Proctor & Gamble CEO Robert McDonald agrees with Cecere that the future depends on sensing. He told McKinsey Analysts Michael Chui and Tom Fleming:
“We’ve been working with all our data partners to help them understand that our need is for real-time data. For us it’s really constraint theory—understanding where the constraint in our data is and pushing it all the way to the data source. Then, change the data source. For companies like ours that rely on external data partners, getting the data becomes part of the currency for the relationship. When we do joint business planning with retailers, for example, we have a scorecard, and the algorithm is all about value creation. Getting data becomes a big part of the value for us, and it’s a big part of how we work together. We have analytic capabilities that many retailers don’t have, so often we can use the data to help them decide how to merchandise or market their business in a positive way.” [“Inside P&G’s digital revolution,” McKinsey Quarterly, November 2011]

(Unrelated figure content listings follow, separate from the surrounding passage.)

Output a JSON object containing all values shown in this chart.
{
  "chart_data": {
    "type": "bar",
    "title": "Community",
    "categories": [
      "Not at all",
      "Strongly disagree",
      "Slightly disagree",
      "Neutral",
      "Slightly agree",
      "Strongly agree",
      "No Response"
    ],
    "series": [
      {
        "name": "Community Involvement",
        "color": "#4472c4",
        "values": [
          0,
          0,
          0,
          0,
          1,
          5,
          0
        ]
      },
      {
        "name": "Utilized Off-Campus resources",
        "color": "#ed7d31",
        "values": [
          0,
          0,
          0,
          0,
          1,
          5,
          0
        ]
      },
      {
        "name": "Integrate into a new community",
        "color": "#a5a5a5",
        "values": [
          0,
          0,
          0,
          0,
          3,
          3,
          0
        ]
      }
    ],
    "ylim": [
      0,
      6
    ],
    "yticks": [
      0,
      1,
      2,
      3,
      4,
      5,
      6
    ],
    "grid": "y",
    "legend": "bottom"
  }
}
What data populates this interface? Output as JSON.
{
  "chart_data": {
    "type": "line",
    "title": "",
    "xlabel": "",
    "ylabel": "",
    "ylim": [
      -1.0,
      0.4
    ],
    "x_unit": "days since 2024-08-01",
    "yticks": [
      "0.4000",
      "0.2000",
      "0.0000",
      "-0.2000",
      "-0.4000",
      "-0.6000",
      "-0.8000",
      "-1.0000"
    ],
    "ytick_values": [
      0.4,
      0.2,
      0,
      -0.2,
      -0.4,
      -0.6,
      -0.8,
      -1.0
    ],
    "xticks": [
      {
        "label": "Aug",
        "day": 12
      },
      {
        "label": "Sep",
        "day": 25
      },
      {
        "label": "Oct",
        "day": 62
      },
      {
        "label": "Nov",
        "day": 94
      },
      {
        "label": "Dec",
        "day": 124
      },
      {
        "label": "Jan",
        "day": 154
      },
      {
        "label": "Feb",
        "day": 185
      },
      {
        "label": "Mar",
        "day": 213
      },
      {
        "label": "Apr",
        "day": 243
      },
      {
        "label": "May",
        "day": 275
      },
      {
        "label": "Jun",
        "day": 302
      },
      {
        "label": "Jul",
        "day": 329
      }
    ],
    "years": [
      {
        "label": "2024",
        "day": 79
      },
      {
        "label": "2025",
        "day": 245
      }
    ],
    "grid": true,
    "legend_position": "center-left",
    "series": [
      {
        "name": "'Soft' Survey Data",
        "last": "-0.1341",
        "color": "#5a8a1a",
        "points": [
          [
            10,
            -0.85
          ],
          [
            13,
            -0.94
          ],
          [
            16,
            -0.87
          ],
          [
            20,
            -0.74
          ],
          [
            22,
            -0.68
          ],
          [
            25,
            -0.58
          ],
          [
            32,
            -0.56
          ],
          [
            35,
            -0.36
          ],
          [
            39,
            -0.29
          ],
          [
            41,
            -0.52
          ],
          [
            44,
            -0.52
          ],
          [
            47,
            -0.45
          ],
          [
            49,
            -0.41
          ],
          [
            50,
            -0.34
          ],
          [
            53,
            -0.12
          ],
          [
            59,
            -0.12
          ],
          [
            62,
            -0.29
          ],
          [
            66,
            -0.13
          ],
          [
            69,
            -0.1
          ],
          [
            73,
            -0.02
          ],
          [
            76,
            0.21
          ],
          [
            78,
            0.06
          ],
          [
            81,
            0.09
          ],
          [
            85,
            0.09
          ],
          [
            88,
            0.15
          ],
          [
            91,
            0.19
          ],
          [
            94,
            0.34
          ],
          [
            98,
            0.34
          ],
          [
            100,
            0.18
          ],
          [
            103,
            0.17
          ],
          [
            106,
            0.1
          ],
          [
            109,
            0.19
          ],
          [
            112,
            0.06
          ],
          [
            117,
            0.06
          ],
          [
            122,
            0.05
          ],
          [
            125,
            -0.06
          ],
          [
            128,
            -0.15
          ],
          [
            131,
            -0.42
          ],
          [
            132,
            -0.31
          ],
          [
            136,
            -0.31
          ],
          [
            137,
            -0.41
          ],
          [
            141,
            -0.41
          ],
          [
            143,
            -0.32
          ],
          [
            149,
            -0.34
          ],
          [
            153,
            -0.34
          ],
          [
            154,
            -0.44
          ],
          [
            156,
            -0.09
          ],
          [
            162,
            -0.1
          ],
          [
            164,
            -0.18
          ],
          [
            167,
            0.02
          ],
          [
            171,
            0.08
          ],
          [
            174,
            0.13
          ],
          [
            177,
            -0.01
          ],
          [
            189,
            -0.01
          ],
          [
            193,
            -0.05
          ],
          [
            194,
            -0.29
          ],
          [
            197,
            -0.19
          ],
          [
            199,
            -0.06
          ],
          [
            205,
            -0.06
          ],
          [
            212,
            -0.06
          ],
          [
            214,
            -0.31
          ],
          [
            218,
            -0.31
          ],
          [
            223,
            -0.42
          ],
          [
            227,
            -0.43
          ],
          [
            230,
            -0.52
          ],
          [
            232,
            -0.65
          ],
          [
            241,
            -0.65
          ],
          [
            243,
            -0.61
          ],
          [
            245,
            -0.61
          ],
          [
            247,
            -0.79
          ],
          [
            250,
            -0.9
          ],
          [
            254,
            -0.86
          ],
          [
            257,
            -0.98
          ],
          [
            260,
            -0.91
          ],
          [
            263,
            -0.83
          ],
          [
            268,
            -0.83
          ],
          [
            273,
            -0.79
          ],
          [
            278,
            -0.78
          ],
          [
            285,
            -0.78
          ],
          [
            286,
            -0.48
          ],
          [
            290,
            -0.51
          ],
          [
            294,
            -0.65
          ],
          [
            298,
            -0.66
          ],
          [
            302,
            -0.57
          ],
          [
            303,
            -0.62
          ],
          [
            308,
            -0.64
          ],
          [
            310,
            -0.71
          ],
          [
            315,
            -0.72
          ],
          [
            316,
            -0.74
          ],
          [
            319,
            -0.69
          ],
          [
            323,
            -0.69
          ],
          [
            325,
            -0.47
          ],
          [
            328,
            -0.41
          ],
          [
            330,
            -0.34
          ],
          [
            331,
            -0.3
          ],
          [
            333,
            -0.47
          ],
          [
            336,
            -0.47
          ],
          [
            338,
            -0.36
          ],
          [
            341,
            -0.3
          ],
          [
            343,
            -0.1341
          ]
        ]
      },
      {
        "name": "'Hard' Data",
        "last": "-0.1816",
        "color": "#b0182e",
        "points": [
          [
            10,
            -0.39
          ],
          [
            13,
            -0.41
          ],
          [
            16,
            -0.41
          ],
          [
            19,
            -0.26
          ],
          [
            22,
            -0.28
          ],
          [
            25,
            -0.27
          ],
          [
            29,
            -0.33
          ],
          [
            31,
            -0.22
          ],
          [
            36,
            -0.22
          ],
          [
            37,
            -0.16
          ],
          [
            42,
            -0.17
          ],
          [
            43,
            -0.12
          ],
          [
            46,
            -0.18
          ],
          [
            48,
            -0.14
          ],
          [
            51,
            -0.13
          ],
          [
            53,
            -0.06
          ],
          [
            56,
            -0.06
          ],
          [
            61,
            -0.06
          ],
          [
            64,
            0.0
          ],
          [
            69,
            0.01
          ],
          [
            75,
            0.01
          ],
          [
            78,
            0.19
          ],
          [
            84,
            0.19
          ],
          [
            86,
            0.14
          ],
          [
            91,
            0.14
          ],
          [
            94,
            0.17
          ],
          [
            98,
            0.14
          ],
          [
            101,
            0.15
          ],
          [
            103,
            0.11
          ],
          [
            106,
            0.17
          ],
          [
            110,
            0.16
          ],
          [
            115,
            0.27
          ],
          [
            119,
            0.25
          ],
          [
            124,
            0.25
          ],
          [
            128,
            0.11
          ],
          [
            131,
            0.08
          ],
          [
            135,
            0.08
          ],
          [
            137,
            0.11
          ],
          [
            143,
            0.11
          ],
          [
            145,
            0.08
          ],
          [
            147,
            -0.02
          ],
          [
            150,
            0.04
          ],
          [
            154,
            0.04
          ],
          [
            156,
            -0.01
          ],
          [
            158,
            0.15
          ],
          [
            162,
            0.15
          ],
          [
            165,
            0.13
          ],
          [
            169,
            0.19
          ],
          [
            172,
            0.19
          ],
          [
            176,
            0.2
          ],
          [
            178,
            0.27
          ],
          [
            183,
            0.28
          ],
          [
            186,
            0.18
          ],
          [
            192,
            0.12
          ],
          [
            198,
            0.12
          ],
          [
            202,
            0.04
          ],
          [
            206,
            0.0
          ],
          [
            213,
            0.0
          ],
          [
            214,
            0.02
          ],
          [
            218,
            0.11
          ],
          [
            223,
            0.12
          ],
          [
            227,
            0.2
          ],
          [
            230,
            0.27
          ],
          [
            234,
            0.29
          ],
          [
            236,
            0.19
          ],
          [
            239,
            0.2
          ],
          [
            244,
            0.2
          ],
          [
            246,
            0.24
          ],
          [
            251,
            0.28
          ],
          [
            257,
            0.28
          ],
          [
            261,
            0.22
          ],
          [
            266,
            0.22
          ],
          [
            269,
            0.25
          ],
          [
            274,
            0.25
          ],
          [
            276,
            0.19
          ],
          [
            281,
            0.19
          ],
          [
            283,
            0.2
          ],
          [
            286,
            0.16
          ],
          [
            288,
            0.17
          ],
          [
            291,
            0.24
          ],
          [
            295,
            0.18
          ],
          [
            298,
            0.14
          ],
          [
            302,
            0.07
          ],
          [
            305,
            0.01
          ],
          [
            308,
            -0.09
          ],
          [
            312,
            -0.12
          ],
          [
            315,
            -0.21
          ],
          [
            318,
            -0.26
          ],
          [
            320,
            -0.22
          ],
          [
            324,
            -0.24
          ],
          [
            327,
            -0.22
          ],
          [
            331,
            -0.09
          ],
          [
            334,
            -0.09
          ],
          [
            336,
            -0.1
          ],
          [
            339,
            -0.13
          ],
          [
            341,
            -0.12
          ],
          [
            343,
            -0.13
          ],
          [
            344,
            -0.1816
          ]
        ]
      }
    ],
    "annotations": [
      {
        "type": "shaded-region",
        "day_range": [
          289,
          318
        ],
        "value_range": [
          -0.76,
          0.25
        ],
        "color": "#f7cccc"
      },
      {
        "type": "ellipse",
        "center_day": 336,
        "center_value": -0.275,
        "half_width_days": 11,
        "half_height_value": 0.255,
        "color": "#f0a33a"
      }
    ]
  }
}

The final trend that Cecere is watching concerns benchmarking. She writes:
“Redefinition of Supply Chain Benchmarking. Software as a Service (SaaS) offers companies the opportunity to redefine benchmarking practices to represent the near real-time supply chain potential of peer groups. I will be closely following this trend as SaaS offerings embrace content and global supply chains align to near real time performance signals.”
Since Enterra’s products are cloud-based SaaS offerings, I obviously agree that companies like mine have the potential to change how companies view and use supply chains. Individuals involved in supply chain management should be grateful to analysts like Bob Ferrari and Lora Cecere who have the courage to look into the future and offer their insights. They may not be right in all cases, but their views are an important part of the continuing discussion that must be held if supply chain management is going to remain relevant in the years ahead.